The series inspires Howell to revisit his Toronto Star review of the Sex Pistols’ 1996 reunion tour, which prompted an open letter to Sid Vicious: “Sure, the band can still play the old hits and non-hits. They did every song from their one and only studio album, ‘Never Mind the Bollocks, Here’s the Sex Pistols,’ and a couple of others besides. They still know how to rock like a chainsaw rips through logs,” writes Howell. “The point is, Sid, it was never supposed to be like this. Punk and the Pistols were supposed to be about smashing down pompous rockers, not joining them. The ‘no future for you’ chant from ‘God Save the Queen’ used to sound like dire prophecy. Now it sounds like sweet nostalgia.”
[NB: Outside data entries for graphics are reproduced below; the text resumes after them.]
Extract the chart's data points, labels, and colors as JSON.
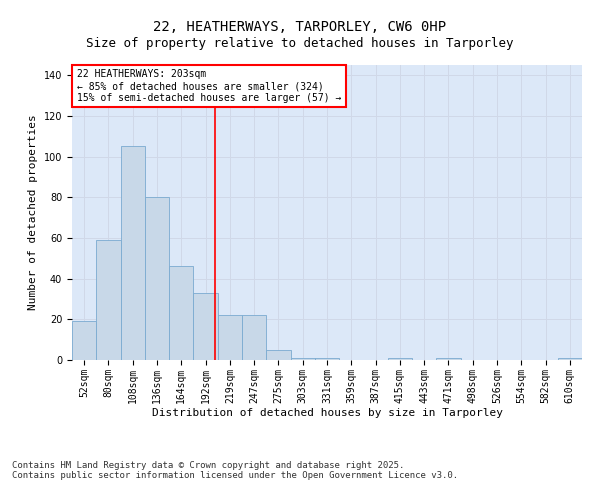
{
  "title_line1": "22, HEATHERWAYS, TARPORLEY, CW6 0HP",
  "title_line2": "Size of property relative to detached houses in Tarporley",
  "xlabel": "Distribution of detached houses by size in Tarporley",
  "ylabel": "Number of detached properties",
  "categories": [
    "52sqm",
    "80sqm",
    "108sqm",
    "136sqm",
    "164sqm",
    "192sqm",
    "219sqm",
    "247sqm",
    "275sqm",
    "303sqm",
    "331sqm",
    "359sqm",
    "387sqm",
    "415sqm",
    "443sqm",
    "471sqm",
    "498sqm",
    "526sqm",
    "554sqm",
    "582sqm",
    "610sqm"
  ],
  "values": [
    19,
    59,
    105,
    80,
    46,
    33,
    22,
    22,
    5,
    1,
    1,
    0,
    0,
    1,
    0,
    1,
    0,
    0,
    0,
    0,
    1
  ],
  "bar_color": "#c8d8e8",
  "bar_edge_color": "#7aaad0",
  "grid_color": "#d0d8e8",
  "background_color": "#dce8f8",
  "vline_color": "red",
  "annotation_text": "22 HEATHERWAYS: 203sqm\n← 85% of detached houses are smaller (324)\n15% of semi-detached houses are larger (57) →",
  "annotation_box_color": "white",
  "annotation_box_edge": "red",
  "ylim": [
    0,
    145
  ],
  "yticks": [
    0,
    20,
    40,
    60,
    80,
    100,
    120,
    140
  ],
  "footer_text": "Contains HM Land Registry data © Crown copyright and database right 2025.\nContains public sector information licensed under the Open Government Licence v3.0.",
  "title_fontsize": 10,
  "subtitle_fontsize": 9,
  "axis_label_fontsize": 8,
  "tick_fontsize": 7,
  "annotation_fontsize": 7,
  "footer_fontsize": 6.5
}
At The Globe and Mail, Johanna Schneller says the real revelation of the Watergate series Gaslit isn’t Julia Roberts or the reasons why Nixon didn’t burn the tapes. Instead, she says the MVP of the limited series is Betty Gilpin’s Maureen “Mo” Dean, who highlights the show’s effort to spotlight hidden histories: “I looked up the real Mo Dean, and was not surprised to find little about her,” writes Schneller. “Typing her name into Wikipedia turns up John’s page. She’s written three books: an autobiography, Mo: A Woman’s View of Watergate; and two spicy novels, Washington Wives and Capitol Secrets. There’s a rather demeaning 1987 interview of her in The Washington Post, by a woman who seems hell-bent on proving she can be as sexist as a dude (I blushed reading it, because I did the same thing in that era when I wrote for GQ). Mo is around 77 now, living in California, still married to John, who has a thriving career as a pundit on CNN and elsewhere; look for him to comment on the Jan. 6 hearings.”